For files above roughly 500k rows, avoid json and table. Use one of:

FormatBest for
ndjsonPiping through jq, streaming to downstream tools.
csvLoading into spreadsheets or databases row by row.
json-streamSection-by-section JSON without one massive object.
reconify reconcile \
  --config reconify.yaml \
  --pair bank_vs_ledger \
  --format ndjson \
  --out results.ndjson

Configure the index backend

Add an index block to your config:

index:
  backend: auto
  spill_dir: "/tmp/reconify"
  auto_max_right_file_mb: 2048
  • memory — fastest. Use when the right-side index fits comfortably in RAM.
  • disk — lower memory. Lookups are slower but the process doesn't balloon in size.
  • auto — switches to disk when the right-side file exceeds auto_max_right_file_mb. Start here.

Enable progress logging

reconify reconcile \
  --config reconify.yaml \
  --pair bank_vs_ledger \
  --format ndjson \
  --progress \
  --progress-every 1000000 \
  --out results.ndjson

Progress logs go to stderr, separate from the output file, so they don't corrupt NDJSON output or interfere with piped commands.

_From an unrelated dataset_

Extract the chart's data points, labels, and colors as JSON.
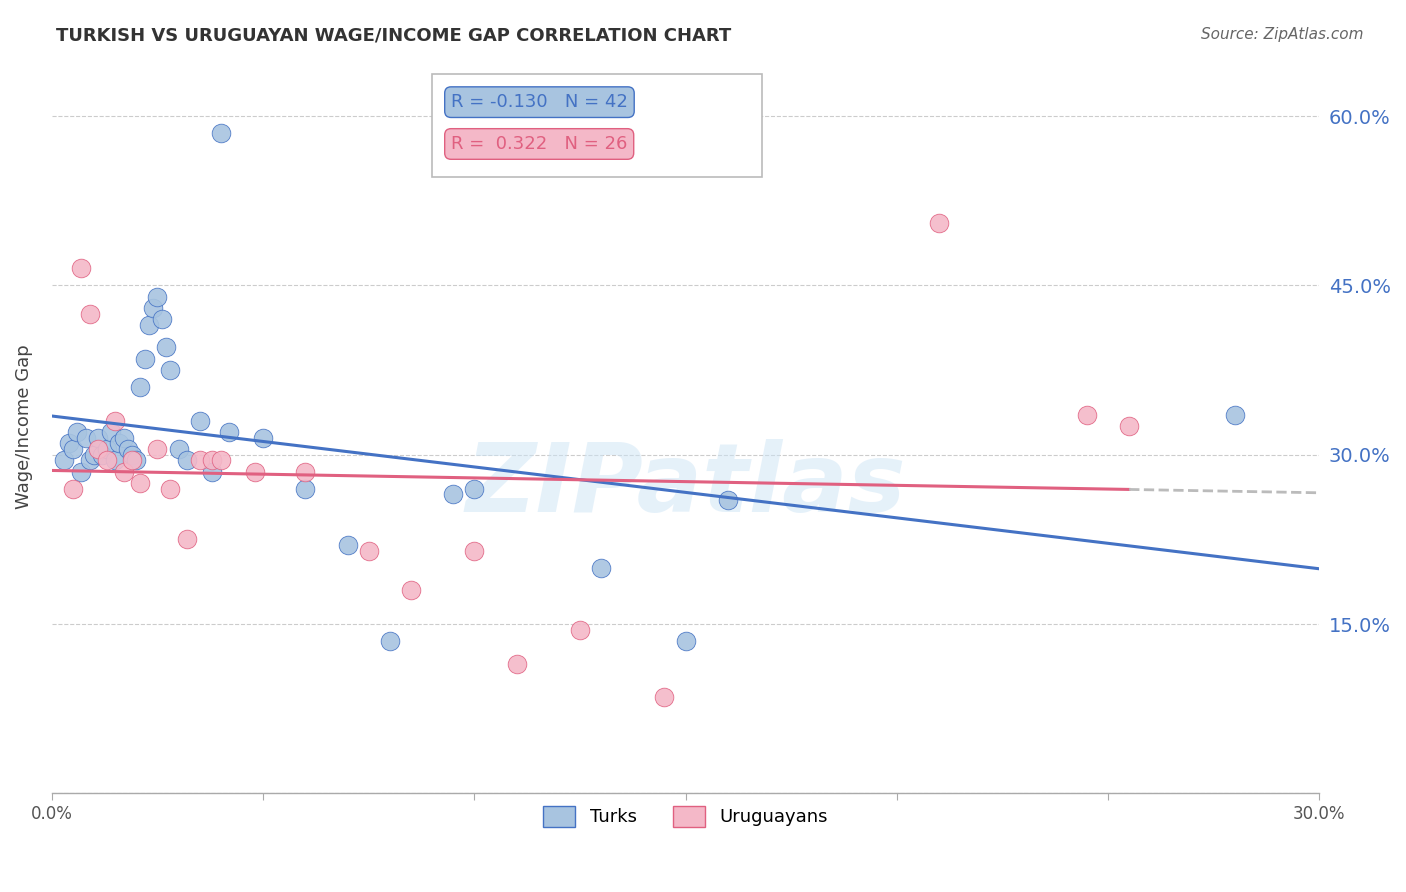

Skip raw fields to reduce allocation pressure

In each source's parser config:

parser:
  skip_raw: true

By default, every parsed transaction carries its original row fields in raw. For large sources where you don't need those original fields in output, skip_raw: true cuts allocation significantly per row.

Tune token-match buffering

If name_mode: "tokens" is set, Reconify buffers unmatched rows after reference matching to run a second token-similarity pass. For large datasets, that buffer can become substantial:

reconify reconcile \
  --config reconify.yaml \
  --pair bank_vs_ledger \
  --max-token-buffer 100000

If you don't need fallback name matching, set name_mode: "none" in the pair config to disable the buffer entirely.

Verify it worked

Check the summary section of the output for row counts and match rate, and confirm memory usage stayed within expected bounds during the run (use --progress output to track row throughput). If the process still exhausts memory after switching to disk index, the most likely culprit is a very large token-match buffer — reduce --max-token-buffer or disable token mode.